When pharmacological management fails, patients may opt for surgical intervention. A penile prosthesis (inflatable or malleable) is implanted surgically into the corpus cavernosum.

Pre-Operative Care
  • Infection Control & Scrubbing: A penile implant infection is a devastating complication requiring complete removal of the device. Ensure strict pre-operative antibacterial scrubbing of the lower abdomen, groin, and genitals (often for several days using Chlorhexidine).
  • Prophylactic Antibiotics: Administer broad-spectrum IV antibiotics strictly on time before the initial incision.
  • Diabetes Management: Assess HbA1c and pre-operative blood glucose closely. Poor glycemic control drastically increases the risk of device infection.
  • Patient Education & Counseling: Ensure the patient understands that surgery is irreversible (natural erections will never return once the spongy tissue is destroyed to make room for the cylinders).
  • Urinary Prep: An indwelling Foley catheter will be inserted in the OR; explain this to the patient.
Post-Operative Care
  • Scrotal Support & Positioning: Provide a scrotal support garment or elevate the scrotum using rolled towels to reduce significant post-operative edema.
  • Cold Compresses: Apply ice packs to the perineal/scrotal area strictly in 20-minute intervals to minimize swelling and pain (do not place ice directly on the skin).
  • Pain Management: Administer prescribed analgesics and antispasmodics (to prevent bladder spasms caused by the catheter).

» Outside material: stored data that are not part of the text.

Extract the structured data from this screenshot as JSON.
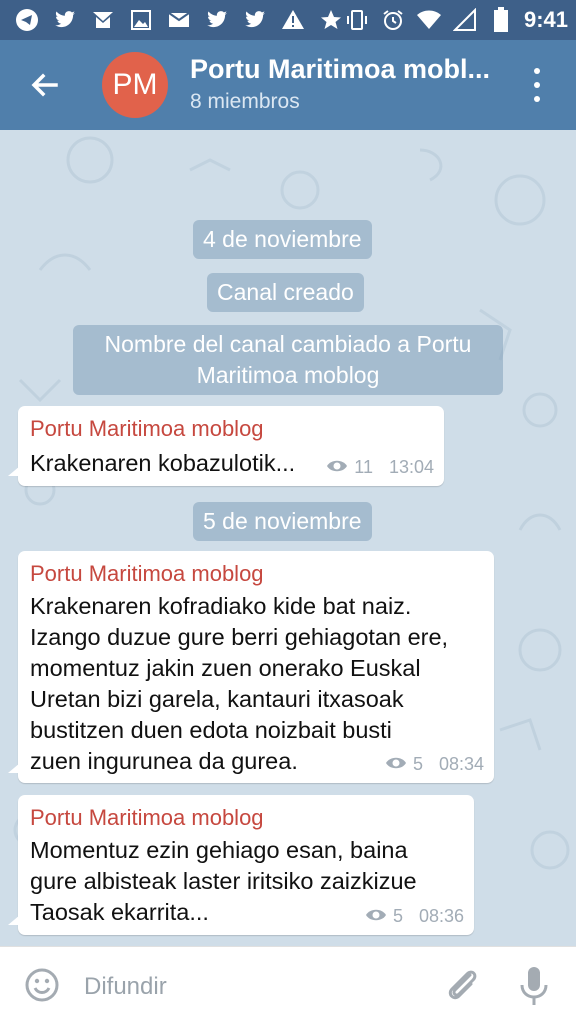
{
  "status_bar": {
    "time": "9:41",
    "icons": [
      "telegram-icon",
      "twitter-icon",
      "gmail-icon",
      "image-icon",
      "mail-icon",
      "twitter-icon",
      "twitter-icon",
      "warning-icon",
      "star-icon",
      "vibrate-icon",
      "alarm-icon",
      "wifi-icon",
      "signal-icon",
      "battery-icon"
    ]
  },
  "header": {
    "avatar_initials": "PM",
    "avatar_color": "#e1624b",
    "title": "Portu Maritimoa mobl...",
    "subtitle": "8 miembros"
  },
  "messages": {
    "date1": "4 de noviembre",
    "service1": "Canal creado",
    "service2_line1": "Nombre del canal cambiado a Portu",
    "service2_line2": "Maritimoa moblog",
    "msg1": {
      "sender": "Portu Maritimoa moblog",
      "text": "Krakenaren kobazulotik...",
      "views": "11",
      "time": "13:04"
    },
    "date2": "5 de noviembre",
    "msg2": {
      "sender": "Portu Maritimoa moblog",
      "lines": [
        "Krakenaren kofradiako kide bat naiz.",
        "Izango duzue gure berri gehiagotan ere,",
        "momentuz jakin zuen onerako Euskal",
        "Uretan bizi garela, kantauri itxasoak",
        "bustitzen duen edota noizbait busti",
        "zuen ingurunea da gurea."
      ],
      "views": "5",
      "time": "08:34"
    },
    "msg3": {
      "sender": "Portu Maritimoa moblog",
      "lines": [
        "Momentuz ezin gehiago esan, baina",
        "gure albisteak laster iritsiko zaizkizue",
        "Taosak ekarrita..."
      ],
      "views": "5",
      "time": "08:36"
    }
  },
  "composer": {
    "placeholder": "Difundir"
  },
  "colors": {
    "status_bar": "#3e6089",
    "app_bar": "#507fab",
    "sender_name": "#c6483f",
    "chat_background": "#cfdde8"
  }
}
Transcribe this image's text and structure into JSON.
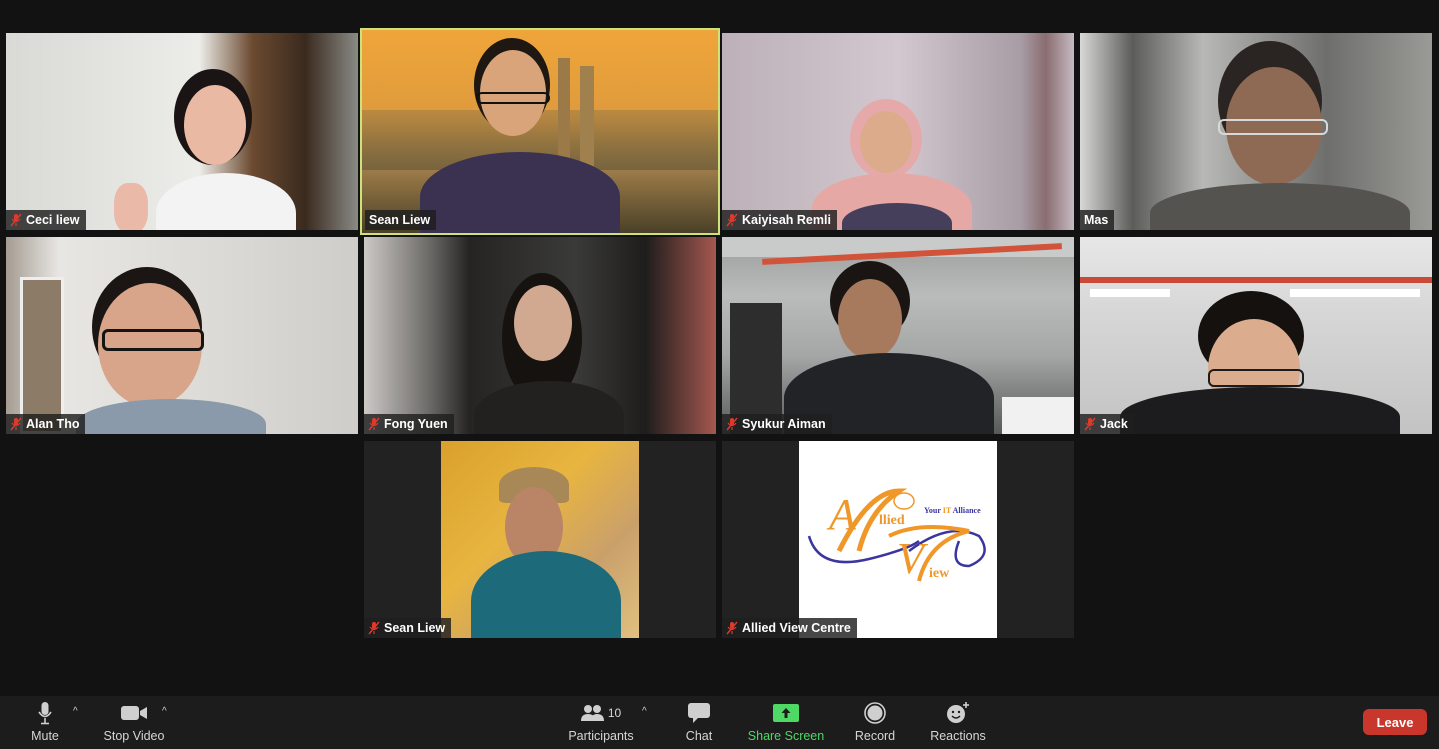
{
  "participants": [
    {
      "name": "Ceci liew",
      "muted": true,
      "active_speaker": false,
      "video": "on"
    },
    {
      "name": "Sean Liew",
      "muted": false,
      "active_speaker": true,
      "video": "on"
    },
    {
      "name": "Kaiyisah Remli",
      "muted": true,
      "active_speaker": false,
      "video": "on"
    },
    {
      "name": "Mas",
      "muted": false,
      "active_speaker": false,
      "video": "on"
    },
    {
      "name": "Alan Tho",
      "muted": true,
      "active_speaker": false,
      "video": "on"
    },
    {
      "name": "Fong Yuen",
      "muted": true,
      "active_speaker": false,
      "video": "on"
    },
    {
      "name": "Syukur Aiman",
      "muted": true,
      "active_speaker": false,
      "video": "on"
    },
    {
      "name": "Jack",
      "muted": true,
      "active_speaker": false,
      "video": "on"
    },
    {
      "name": "Sean Liew",
      "muted": true,
      "active_speaker": false,
      "video": "profile-photo"
    },
    {
      "name": "Allied View Centre",
      "muted": true,
      "active_speaker": false,
      "video": "profile-photo"
    }
  ],
  "logo": {
    "tagline_prefix": "Your ",
    "tagline_highlight": "IT",
    "tagline_suffix": " Alliance",
    "word1_initial": "A",
    "word1_rest": "llied",
    "word2_initial": "V",
    "word2_rest": "iew"
  },
  "toolbar": {
    "mute_label": "Mute",
    "stop_video_label": "Stop Video",
    "participants_label": "Participants",
    "participants_count": "10",
    "chat_label": "Chat",
    "share_screen_label": "Share Screen",
    "record_label": "Record",
    "reactions_label": "Reactions",
    "leave_label": "Leave",
    "caret": "^"
  },
  "colors": {
    "active_speaker_border": "#cfe27a",
    "share_green": "#4ed964",
    "leave_red": "#c9372c",
    "muted_icon_red": "#e0392b",
    "background": "#121212",
    "toolbar": "#1c1c1c"
  }
}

  • Catheter Care: Maintain the Foley catheter usually for 24 hours post-operatively. Monitor urine output for signs of hematuria or retention upon removal.
  • Wound Care & Drain Management: Monitor the Jackson-Pratt drain (if placed) for excessive sanguineous output. Assess the surgical incision (usually penoscrotal or infrapubic) for erythema or purulent discharge.
  • Device Positioning: The surgeon will typically leave the inflatable device partially inflated to promote hemostasis. Nurses must NEVER attempt to inflate or deflate the device post-operatively without direct orders from the urologist.
  • Discharge Teaching: Advise the patient to avoid sexual intercourse, heavy lifting, or strenuous exercise for 4 to 6 weeks. Teach the signs of implant infection (fever, worsening pain, extreme swelling, redness) that warrant an immediate ER visit.
References
  • Brunton, L. L., Hilal-Dandan, R., & Knollmann, B. C. (2017). Goodman & Gilman's: The Pharmacological Basis of Therapeutics (13th ed.). McGraw-Hill Education.
  • Katzung, B. G., & Vanderah, T. W. (2021). Basic and Clinical Pharmacology (15th ed.). McGraw-Hill Education.
  • Harding, M. M., Kwong, J., Roberts, D., Hagler, D., & Reinisch, C. (2019). Lewis's Medical-Surgical Nursing: Assessment and Management of Clinical Problems (11th ed.). Elsevier.
  • Burnett, A. L., Nehra, A., Breau, R. H., Culkin, D. J., Faraday, M. M., Hakim, L. S., ... & Shindel, A. W. (2018). Erectile Dysfunction: AUA Guideline. Journal of Urology, 200(3), 633-641.